DİYALOĞU DESTEKLİYORUZ
FİLİSTİN'İN GÖRÜŞLERİNİ PAYLAŞTIK: "Filistin tarafında ortak komite toplantısının ikincisini yaptık. Filistin ekonomisi ile ilgili ne yapabileceğimizi görüştük, sıkıntıların olduğunu da gördük. Gerek İslam İşbirliği Teşkilatı içinde gerek diğer formatlarda nasıl bir yardım toplantısı olur diye konuştuk. Ticaret, tahıl ve enerji sorunlarının çözümüne destek vereceğiz.

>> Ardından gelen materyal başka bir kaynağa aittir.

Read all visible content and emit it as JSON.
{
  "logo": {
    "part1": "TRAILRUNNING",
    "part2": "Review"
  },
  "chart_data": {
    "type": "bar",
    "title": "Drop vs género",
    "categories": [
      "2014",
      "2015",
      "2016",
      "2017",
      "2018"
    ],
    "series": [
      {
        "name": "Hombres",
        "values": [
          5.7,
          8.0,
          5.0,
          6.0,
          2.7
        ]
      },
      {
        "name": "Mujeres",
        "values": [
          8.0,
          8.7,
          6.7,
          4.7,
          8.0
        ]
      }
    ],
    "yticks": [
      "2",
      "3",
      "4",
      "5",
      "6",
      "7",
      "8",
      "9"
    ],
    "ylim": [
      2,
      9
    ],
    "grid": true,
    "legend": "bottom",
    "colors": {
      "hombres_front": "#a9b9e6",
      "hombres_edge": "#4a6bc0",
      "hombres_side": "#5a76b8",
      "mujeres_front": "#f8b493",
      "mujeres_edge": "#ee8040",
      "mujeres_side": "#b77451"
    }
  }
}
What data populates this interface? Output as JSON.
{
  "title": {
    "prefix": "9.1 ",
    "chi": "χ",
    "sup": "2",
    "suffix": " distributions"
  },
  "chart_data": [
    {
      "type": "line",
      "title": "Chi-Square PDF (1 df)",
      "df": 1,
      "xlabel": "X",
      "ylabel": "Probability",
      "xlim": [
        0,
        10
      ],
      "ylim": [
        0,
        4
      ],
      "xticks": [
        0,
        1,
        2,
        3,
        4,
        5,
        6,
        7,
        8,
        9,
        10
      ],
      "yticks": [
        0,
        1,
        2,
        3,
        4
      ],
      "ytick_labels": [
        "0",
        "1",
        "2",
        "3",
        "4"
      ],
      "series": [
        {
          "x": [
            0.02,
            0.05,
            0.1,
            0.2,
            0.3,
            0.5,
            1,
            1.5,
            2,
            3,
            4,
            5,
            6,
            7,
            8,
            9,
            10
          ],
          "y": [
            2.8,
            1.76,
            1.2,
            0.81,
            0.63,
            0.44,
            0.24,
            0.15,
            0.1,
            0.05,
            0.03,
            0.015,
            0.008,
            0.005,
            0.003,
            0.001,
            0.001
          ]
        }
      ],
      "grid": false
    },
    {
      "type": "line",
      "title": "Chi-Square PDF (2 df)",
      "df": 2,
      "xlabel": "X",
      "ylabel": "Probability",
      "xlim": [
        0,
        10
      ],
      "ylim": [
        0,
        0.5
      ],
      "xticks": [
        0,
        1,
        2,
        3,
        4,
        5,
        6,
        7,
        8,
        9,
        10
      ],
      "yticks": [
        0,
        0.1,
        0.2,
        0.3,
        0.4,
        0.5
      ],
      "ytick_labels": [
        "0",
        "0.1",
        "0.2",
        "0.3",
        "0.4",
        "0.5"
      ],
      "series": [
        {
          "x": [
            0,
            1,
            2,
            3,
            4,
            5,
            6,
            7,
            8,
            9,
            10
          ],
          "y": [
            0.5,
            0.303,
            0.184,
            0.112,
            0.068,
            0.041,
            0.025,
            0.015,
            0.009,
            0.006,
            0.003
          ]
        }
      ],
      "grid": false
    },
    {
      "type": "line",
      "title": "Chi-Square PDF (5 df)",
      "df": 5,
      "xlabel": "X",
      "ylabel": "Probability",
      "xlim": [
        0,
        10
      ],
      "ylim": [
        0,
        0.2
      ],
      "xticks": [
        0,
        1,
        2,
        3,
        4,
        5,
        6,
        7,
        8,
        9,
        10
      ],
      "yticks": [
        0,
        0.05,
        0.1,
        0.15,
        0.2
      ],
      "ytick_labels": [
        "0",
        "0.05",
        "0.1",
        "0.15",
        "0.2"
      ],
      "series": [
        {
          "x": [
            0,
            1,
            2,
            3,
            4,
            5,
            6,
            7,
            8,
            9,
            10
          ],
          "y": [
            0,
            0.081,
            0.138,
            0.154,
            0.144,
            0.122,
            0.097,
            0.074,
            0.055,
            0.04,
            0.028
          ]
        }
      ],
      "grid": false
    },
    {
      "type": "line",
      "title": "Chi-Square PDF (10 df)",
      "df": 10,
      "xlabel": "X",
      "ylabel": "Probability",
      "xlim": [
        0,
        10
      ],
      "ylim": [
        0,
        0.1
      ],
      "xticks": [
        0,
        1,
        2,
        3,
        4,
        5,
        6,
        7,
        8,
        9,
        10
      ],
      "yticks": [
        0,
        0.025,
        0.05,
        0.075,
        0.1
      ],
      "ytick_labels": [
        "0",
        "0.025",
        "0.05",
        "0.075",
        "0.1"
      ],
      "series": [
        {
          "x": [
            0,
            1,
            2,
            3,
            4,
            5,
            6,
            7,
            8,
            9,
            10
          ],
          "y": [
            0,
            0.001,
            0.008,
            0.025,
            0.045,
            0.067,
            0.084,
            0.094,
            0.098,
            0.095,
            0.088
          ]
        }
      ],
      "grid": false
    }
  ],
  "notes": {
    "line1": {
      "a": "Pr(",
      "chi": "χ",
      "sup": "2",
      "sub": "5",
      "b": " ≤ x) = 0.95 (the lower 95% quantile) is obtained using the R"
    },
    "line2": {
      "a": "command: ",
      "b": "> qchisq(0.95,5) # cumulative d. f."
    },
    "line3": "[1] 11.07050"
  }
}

Filistin tarafından aldığımız mesajları İsrail'e aktardık. Filistin'e dönük kısıtlamalar, ödemelerle ilgili kesintiler vb tüm Filistin'i ilgilendiren konuları paylaştık. İsrail'in de Filistin tarafı ile diyaloğa hazır olduğunu duymaktan memnuniyet duydum. Kudüs, Mescid-i Aksa statüsünün korunması -ki koruyaycağız dediler- konusunda... Filistin ve bizim beklentilerimizi de aktardık."